Conditions de financement bancaire
Les établissements demandent souvent un apport personnel de 20 % à 30 %. Le reste est financé sur une durée allant de 12 à 20 ans. La banque regardera de près le profil du locataire (ou la capacité à en trouver un), la solidité du marché locatif local, et la qualité technique du bien.
- Analyse du rendement locatif brut (loyer annuel / prix d’acquisition)
- Sélection du bien selon ses critères techniques et sa localisation
- Négociation du prix et vérification des diagnostics obligatoires
- Obtention du financement et signature du compromis de vente
- Levée des conditions suspensives et remise des clés (en général 2 à 3 mois après le compromis)
Les interrogations courantes
Vaut-il mieux acheter un grand entrepôt en périphérie ou un petit local en ville ?

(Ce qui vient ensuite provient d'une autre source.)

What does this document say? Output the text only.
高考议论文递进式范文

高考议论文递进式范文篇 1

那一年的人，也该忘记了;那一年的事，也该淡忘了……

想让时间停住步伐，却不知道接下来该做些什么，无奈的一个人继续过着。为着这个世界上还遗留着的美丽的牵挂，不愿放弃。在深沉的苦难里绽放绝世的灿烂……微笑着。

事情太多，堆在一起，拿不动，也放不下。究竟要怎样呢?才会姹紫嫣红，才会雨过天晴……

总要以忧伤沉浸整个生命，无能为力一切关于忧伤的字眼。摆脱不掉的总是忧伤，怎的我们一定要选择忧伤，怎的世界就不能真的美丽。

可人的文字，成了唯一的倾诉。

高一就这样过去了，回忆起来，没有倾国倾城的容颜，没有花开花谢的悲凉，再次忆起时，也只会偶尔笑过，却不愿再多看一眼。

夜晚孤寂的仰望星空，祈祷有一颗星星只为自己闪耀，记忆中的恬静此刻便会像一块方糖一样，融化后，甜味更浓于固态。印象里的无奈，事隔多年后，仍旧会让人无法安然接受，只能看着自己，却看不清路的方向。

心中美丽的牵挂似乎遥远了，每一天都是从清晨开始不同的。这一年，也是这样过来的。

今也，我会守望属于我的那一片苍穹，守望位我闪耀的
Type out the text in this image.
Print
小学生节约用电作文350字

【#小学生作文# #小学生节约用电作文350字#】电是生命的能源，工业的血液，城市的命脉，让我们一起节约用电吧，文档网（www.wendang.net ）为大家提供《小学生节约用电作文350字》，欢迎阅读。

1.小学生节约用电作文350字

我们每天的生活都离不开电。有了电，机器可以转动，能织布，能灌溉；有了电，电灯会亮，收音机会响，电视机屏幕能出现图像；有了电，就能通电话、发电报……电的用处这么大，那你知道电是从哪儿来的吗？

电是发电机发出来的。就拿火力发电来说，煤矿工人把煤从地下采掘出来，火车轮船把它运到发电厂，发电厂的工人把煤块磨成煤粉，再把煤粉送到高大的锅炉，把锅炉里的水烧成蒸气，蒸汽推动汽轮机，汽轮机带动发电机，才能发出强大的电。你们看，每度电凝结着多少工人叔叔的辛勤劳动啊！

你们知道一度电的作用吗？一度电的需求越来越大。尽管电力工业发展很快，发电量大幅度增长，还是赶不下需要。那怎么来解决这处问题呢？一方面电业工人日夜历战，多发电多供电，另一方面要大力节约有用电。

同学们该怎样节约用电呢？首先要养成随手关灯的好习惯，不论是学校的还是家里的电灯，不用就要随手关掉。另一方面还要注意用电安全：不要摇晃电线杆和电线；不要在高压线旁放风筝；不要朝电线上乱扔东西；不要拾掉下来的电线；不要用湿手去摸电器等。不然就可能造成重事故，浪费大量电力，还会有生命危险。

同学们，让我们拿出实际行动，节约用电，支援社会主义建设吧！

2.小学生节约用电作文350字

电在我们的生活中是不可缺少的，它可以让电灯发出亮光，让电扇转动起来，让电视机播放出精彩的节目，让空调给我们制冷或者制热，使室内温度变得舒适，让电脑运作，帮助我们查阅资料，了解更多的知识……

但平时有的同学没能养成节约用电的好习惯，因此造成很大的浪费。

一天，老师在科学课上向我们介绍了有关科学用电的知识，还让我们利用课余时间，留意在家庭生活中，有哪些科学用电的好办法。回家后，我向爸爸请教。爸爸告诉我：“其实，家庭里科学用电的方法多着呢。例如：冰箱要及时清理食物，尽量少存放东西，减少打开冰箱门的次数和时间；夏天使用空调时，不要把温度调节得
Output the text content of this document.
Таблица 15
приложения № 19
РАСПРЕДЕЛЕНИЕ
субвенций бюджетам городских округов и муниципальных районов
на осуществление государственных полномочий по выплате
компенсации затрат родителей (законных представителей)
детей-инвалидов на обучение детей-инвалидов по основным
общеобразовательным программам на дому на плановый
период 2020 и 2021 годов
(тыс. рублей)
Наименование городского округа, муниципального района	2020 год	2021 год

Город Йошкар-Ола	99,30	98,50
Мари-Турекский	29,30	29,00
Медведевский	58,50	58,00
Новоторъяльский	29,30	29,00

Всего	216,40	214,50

Cela dépend de votre stratégie. Un grand entrepôt en périphérie convient aux acteurs de distribution régionale, avec des rendements stables. Un petit local en ville, lui, s’inscrit dans la logistique du dernier kilomètre, très portée par l’e-commerce. Moins volumineux, il se loue plus facilement, surtout si bien desservi.
Existe-t-il une alternative à l'achat direct pour investir dans l'immobilier d'activité ?
Oui, via les SCPI spécialisées dans les locaux d'activités ou l’immobilier logistique. Elles permettent de diversifier sans gérer le bien directement. Moins de contrôle, mais aussi moins de contraintes. Une option pertinente pour ceux qui veulent bénéficier du rendement sans les aléas de la gestion locative.
Quelles sont les nouvelles attentes techniques des locataires logistiques en 2026 ?
Les demandes évoluent : meilleure isolation thermique, toitures adaptées à l’installation de panneaux solaires, et surtout, des bornes de recharge électrique pour flottes de véhicules électriques. Les entrepôts qui intègrent ces critères dès l’origine deviennent plus attractifs et gardent leur valeur plus longtemps.